DEVELOPMENT AID AND ROAD BUILDING - KENYA. 2015-16

The first year of the Cardiff Law and Global Justice Pro-Bono programme was a pilot scheme, with six students working to assist DPG lawyers, both in Bristol and London, and their clients Amnesty International and Amnesty Kenya on the ‘Deep Sea’ or ‘missing link road’ case in Nairobi, Kenya. 

Funding from the UK’s Department for International Development (DfID) and equivalent agencies in other countries had been transferred to the European Development Fund. This was used to provide support to various infrastructure projects. One of these projects was a link road to be built in the Kenyan capital Nairobi. The route of this road was through the ‘Deep Sea’ informal settlement (slum), as such the residents were dealing with the ongoing evictions and the threat of eviction. 

Nairobi, is home to an estimated 3.1 million people. Approximately half of them live in slums or informal settlements. Due to lack of adequate planning, many of these settlements occupy land designated for non-residential purposes - such as roads or railway lines, or are in locations where the residents do not have any recognised right to live. Residents of Nairobi’s slums or informal settlements often lack security of tenure which makes them incredibly vulnerable to forced evictions 

One of the reasons why it’s so easy to carry the evictions is that in slums land title is often obscure, weekly rent is paid but you don’t know who actually owns the land. Often job of lawyers trying to oppose evictions to find out who actually owns land and titles, this is easier said than done in Nairobi due to how messy the land registry is. 
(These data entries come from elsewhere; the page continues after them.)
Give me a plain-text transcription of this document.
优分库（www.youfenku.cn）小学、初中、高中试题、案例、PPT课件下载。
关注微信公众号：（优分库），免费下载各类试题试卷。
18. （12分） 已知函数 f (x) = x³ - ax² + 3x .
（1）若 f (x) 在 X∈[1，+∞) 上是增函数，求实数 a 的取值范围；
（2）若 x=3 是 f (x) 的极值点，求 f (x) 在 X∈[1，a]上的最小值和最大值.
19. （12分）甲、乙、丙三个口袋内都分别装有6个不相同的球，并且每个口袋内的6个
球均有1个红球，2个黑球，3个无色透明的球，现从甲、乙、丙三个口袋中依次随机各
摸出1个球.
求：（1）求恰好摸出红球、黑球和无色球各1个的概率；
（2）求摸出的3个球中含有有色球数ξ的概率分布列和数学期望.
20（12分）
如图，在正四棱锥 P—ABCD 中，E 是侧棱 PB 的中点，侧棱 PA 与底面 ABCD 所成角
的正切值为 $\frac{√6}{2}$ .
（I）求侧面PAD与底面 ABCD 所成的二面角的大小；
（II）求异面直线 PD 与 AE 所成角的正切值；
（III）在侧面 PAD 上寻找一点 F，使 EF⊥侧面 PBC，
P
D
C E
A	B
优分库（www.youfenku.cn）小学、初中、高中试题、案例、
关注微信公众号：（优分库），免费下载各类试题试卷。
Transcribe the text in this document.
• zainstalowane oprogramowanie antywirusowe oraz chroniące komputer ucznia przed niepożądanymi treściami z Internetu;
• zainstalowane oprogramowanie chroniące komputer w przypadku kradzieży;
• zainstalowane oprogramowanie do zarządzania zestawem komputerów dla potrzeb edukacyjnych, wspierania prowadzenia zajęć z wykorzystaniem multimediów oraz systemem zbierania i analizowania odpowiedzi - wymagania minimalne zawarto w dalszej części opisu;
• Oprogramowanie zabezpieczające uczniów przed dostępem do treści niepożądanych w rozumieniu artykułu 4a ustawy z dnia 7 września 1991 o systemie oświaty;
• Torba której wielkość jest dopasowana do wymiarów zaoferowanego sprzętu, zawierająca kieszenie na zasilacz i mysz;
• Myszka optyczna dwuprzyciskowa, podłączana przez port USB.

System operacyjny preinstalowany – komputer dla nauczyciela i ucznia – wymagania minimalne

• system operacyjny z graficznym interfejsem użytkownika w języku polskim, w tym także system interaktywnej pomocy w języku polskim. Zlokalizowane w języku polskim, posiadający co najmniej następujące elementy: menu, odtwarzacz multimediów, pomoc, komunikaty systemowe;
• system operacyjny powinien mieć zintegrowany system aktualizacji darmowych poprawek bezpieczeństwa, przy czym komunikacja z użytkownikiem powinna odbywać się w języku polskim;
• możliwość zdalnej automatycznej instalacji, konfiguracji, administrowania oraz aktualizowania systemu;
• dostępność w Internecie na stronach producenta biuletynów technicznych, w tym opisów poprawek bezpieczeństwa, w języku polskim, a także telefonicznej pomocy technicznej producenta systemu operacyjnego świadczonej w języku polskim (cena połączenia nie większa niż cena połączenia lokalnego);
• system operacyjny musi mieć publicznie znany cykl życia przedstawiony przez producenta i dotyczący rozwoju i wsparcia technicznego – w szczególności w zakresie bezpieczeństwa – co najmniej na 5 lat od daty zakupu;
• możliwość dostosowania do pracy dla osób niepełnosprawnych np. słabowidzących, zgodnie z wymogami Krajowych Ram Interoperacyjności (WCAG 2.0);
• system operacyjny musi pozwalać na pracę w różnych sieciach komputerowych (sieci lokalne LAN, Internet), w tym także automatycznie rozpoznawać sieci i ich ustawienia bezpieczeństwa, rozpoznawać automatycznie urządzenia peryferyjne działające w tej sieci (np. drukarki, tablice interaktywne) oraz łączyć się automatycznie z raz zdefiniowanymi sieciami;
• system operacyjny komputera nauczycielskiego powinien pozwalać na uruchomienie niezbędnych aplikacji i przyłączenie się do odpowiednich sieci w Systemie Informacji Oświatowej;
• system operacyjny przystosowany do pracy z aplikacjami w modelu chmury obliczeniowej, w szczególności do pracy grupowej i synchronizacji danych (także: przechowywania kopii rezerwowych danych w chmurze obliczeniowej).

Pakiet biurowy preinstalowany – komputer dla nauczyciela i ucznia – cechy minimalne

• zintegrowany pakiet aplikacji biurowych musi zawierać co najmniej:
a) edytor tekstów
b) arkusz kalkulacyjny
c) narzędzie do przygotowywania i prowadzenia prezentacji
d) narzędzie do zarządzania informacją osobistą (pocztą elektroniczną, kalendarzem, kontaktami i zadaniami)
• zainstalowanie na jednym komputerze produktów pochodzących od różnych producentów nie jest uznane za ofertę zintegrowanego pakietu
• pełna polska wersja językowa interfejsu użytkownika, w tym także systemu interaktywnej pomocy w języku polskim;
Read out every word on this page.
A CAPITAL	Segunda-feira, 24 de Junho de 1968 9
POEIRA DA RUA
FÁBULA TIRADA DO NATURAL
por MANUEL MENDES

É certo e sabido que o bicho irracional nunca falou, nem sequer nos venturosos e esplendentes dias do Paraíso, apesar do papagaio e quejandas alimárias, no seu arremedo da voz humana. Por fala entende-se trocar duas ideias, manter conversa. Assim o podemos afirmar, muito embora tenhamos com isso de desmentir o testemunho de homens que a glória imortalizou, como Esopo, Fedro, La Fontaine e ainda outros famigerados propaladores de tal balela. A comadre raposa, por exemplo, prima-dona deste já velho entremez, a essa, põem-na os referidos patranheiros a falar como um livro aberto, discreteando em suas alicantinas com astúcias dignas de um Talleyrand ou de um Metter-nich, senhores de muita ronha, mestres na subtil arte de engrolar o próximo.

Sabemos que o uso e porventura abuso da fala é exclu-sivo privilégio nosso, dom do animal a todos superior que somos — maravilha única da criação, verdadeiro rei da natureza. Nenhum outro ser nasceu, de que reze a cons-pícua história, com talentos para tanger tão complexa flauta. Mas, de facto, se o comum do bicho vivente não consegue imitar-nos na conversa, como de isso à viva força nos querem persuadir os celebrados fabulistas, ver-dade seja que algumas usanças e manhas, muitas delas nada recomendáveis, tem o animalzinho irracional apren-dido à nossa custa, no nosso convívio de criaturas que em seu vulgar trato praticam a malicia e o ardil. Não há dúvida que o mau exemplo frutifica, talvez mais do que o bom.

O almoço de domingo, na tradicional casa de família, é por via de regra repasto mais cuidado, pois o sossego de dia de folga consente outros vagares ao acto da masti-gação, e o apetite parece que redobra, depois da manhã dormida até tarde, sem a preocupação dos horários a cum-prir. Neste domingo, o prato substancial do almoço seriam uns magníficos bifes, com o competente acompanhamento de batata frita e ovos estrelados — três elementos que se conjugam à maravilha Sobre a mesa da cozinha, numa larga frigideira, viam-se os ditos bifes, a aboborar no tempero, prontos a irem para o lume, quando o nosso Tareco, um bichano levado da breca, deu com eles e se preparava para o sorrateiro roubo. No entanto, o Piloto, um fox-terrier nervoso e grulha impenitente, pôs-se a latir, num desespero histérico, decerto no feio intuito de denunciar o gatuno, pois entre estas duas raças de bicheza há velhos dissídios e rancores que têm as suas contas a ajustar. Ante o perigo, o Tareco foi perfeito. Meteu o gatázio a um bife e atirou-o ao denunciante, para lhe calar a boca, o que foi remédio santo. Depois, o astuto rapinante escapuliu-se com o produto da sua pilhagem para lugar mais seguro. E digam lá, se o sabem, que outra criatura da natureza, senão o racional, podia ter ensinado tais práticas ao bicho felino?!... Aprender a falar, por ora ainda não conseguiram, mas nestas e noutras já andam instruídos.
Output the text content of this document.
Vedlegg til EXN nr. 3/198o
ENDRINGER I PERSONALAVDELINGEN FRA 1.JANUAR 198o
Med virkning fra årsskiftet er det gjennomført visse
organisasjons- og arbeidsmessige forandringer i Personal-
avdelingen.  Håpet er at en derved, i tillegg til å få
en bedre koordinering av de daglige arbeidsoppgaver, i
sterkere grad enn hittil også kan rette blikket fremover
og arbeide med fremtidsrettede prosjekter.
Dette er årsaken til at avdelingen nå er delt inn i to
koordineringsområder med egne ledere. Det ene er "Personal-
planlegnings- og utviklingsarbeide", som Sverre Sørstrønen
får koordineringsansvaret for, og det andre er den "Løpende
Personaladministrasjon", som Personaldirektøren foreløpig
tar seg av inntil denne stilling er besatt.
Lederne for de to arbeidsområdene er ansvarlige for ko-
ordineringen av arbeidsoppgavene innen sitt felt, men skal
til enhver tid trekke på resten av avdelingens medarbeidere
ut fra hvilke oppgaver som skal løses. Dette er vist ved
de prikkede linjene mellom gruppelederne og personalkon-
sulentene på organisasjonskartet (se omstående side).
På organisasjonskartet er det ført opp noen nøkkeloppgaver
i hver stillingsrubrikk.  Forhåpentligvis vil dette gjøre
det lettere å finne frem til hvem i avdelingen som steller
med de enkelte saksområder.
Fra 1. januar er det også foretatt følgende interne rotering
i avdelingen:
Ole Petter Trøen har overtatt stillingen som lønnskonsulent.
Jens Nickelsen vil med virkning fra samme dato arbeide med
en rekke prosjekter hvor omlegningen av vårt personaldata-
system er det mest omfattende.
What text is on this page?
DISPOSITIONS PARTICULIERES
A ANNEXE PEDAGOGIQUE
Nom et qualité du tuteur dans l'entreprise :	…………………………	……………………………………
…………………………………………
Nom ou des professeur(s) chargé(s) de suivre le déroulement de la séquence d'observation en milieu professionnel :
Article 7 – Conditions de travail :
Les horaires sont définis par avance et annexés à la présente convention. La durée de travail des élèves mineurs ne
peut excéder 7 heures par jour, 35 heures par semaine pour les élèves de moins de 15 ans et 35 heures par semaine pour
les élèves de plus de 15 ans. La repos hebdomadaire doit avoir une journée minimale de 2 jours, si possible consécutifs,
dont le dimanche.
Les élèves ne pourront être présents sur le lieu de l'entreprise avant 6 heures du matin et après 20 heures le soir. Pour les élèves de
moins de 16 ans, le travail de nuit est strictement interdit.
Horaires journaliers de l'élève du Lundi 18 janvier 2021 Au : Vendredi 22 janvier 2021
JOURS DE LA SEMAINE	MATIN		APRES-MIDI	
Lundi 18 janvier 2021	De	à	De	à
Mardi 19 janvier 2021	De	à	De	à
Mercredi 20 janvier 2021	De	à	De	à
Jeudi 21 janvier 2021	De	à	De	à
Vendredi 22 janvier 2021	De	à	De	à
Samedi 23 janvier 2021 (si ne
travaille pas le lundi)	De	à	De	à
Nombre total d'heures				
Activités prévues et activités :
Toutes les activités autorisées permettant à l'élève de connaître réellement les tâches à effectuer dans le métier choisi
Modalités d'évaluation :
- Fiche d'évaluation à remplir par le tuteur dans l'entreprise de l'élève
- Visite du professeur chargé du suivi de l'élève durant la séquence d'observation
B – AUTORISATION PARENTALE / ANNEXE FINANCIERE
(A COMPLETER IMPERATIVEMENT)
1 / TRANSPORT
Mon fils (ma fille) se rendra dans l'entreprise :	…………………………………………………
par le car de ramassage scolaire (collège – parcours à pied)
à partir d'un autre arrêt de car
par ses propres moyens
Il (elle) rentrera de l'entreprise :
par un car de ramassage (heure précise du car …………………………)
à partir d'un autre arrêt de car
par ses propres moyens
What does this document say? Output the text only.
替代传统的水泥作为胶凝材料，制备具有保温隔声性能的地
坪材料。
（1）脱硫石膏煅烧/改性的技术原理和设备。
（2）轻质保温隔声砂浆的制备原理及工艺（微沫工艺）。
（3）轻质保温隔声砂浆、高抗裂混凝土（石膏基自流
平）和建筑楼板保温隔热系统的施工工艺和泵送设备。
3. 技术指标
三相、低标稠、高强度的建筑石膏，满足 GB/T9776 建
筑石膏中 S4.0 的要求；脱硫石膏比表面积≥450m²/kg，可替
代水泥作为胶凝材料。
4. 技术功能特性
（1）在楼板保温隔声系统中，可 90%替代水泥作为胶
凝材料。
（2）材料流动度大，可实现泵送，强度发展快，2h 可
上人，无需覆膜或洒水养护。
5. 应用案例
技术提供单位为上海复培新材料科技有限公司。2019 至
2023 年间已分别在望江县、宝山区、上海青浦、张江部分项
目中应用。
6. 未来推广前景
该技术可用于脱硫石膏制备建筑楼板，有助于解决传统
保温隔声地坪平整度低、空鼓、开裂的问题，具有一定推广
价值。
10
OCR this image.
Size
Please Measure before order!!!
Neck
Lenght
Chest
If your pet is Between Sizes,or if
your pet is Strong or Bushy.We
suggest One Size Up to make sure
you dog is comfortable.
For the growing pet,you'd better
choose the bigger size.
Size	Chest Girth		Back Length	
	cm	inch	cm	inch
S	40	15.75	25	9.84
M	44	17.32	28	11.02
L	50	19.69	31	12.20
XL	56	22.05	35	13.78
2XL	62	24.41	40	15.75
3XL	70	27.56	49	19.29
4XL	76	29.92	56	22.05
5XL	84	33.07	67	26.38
Students at Cardiff University worked to oppose the evictions clarifying the accountability gap (for example the residents of Deep Sea have no direct influence in the UK). They looked at how UK funding for the project could be ‘unbundled’ and traced back to its source. Furthermore, students looked at potential legal and non-legal methods of accountability, such as judicial review, parliamentary questions and freedom of information requests to apply pressure to DfID.